GFX-301a · Module 1

Framework Foundations

3 min read

The PaperBanana paper from Google posed the question: what if we treated image generation like a design agency with a team of specialists?

Researchers found that even though AI could write papers, run experiments, and review literature, it couldn't reliably draw the figures. Their breakthrough insight: stop asking one model to do everything. Instead, build a team — a retriever finds reference images, a planner writes detailed visual descriptions, a stylist applies aesthetic guidelines, and a visualizer generates the image through iterative loops. Each specialist does one thing well.

Five stages form the core pipeline — each handled by a different specialist agent working in sequence.

Stage 1: The retriever scans reference images to understand existing visual patterns. Stage 2: The planner converts the subject matter into a rich visual description — turning science into imagery. Stage 3: The stylist applies aesthetic guidelines to that description. Stage 4: The visualizer generates the image through approximately three rounds of iteration. Stage 5: The critic evaluates the result and triggers another round if needed. The pipeline is sequential by design — each stage's output feeds the next.

Adding multiple rounds of critique from a dedicated agent increased image accuracy by nearly 10 percentage points in the PaperBanana experiments.

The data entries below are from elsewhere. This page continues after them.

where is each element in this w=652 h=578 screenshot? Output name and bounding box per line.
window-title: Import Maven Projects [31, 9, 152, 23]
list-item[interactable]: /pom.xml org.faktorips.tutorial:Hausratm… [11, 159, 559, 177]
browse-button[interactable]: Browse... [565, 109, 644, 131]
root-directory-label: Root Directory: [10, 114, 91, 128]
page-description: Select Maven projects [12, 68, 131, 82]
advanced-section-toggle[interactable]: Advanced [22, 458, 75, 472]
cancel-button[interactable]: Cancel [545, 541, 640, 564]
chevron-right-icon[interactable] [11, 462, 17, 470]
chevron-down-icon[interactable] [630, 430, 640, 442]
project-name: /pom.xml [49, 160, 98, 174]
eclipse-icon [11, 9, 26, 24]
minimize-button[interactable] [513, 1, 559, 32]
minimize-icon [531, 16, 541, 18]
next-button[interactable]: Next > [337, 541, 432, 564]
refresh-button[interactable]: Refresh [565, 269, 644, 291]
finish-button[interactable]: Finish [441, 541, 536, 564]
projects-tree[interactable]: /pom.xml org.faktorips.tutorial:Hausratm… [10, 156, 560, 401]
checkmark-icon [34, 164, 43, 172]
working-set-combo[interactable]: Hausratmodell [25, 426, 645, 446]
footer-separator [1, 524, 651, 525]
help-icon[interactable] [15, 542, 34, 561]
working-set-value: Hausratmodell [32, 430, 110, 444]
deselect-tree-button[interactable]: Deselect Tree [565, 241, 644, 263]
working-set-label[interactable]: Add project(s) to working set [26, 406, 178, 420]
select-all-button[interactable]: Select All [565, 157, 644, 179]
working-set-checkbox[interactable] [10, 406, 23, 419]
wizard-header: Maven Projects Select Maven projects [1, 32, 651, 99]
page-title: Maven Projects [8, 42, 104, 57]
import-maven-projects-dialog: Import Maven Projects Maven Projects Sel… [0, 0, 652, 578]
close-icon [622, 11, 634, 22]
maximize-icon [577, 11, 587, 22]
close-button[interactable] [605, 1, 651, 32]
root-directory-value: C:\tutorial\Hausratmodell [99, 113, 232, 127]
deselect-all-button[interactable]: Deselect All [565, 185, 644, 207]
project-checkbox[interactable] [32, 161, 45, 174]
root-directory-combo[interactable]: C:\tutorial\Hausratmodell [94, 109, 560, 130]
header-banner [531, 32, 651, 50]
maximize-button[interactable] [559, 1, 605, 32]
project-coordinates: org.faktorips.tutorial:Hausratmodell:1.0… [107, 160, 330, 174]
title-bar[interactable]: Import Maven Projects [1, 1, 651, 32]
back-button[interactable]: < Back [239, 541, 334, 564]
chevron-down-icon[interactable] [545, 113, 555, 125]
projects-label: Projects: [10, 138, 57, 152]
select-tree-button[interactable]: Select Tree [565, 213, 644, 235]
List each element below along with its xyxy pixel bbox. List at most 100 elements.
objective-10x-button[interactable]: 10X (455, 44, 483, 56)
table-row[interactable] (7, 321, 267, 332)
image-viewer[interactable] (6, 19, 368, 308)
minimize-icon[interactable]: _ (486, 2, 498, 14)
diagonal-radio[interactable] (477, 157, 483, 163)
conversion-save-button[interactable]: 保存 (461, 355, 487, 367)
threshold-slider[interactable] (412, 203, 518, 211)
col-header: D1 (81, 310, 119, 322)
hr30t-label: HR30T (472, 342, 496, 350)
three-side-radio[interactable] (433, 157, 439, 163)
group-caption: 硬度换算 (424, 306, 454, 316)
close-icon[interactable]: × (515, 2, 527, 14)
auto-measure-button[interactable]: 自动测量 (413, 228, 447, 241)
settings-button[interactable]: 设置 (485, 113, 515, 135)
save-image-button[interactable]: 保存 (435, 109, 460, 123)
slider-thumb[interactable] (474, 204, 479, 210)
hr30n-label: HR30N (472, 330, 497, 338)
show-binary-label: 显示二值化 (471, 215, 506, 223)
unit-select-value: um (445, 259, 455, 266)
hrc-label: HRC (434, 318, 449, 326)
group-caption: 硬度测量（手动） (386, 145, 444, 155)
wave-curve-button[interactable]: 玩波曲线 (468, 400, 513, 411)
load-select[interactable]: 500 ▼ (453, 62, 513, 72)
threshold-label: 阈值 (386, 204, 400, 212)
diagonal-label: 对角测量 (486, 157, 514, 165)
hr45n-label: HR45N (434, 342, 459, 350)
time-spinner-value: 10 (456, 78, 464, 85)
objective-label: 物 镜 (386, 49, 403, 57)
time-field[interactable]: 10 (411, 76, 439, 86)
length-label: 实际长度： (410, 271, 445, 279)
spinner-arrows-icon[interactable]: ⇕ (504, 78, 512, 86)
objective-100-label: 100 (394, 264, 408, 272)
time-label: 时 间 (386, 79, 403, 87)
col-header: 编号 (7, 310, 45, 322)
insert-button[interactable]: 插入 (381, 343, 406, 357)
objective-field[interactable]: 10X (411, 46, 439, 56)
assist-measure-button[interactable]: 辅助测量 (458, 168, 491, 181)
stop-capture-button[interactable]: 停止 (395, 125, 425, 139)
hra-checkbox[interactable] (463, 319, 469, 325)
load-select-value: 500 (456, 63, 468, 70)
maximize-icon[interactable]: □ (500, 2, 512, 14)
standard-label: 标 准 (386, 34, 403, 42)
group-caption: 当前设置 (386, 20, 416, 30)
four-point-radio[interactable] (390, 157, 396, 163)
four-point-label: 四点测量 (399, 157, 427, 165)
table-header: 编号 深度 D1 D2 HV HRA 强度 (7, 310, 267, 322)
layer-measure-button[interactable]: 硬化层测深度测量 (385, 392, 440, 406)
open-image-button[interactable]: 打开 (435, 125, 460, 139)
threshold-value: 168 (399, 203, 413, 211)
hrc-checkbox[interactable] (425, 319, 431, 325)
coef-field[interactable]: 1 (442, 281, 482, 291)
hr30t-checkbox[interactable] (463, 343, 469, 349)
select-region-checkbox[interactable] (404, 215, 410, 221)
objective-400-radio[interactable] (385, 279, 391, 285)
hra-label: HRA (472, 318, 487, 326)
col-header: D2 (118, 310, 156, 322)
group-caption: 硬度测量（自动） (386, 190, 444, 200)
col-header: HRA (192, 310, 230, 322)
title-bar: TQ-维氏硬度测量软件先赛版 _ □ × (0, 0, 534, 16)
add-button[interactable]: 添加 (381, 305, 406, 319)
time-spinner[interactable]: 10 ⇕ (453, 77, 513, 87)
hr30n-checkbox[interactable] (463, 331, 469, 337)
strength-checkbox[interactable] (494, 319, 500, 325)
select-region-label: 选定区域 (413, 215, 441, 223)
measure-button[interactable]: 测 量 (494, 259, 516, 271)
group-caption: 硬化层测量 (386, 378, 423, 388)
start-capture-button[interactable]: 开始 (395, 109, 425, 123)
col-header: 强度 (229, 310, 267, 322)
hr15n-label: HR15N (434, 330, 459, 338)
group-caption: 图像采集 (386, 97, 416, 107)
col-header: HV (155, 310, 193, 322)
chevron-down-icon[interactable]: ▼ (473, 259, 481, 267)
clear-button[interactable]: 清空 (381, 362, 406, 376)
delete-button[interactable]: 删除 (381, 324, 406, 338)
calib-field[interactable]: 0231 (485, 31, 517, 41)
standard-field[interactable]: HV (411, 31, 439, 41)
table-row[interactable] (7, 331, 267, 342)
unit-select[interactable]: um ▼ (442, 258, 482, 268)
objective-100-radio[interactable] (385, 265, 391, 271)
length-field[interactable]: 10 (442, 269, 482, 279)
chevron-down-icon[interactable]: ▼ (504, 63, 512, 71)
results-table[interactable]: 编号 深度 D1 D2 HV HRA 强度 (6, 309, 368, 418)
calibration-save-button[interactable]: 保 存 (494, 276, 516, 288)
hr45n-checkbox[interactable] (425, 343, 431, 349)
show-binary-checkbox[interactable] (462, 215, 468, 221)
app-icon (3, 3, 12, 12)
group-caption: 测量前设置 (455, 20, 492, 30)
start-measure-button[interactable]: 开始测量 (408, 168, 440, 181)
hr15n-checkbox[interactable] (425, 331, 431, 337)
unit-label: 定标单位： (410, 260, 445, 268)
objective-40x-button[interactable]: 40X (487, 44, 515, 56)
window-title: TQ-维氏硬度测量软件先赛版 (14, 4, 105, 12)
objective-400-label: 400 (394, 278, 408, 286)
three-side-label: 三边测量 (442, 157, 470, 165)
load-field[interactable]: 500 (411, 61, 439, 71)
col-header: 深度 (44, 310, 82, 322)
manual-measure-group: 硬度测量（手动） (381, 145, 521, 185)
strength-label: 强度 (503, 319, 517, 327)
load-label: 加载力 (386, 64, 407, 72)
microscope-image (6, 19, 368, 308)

Without critique, the pipeline hit about 45.1% accuracy in recreating or adapting reference images. Adding 1-3 rounds of critique from a specialized agent pushed accuracy to approximately 55%. The critique evaluates conciseness, aesthetics, visual polish, and faithfulness to the original intent. This is the single highest-leverage addition to any generation pipeline — a feedback loop that catches what the generator missed.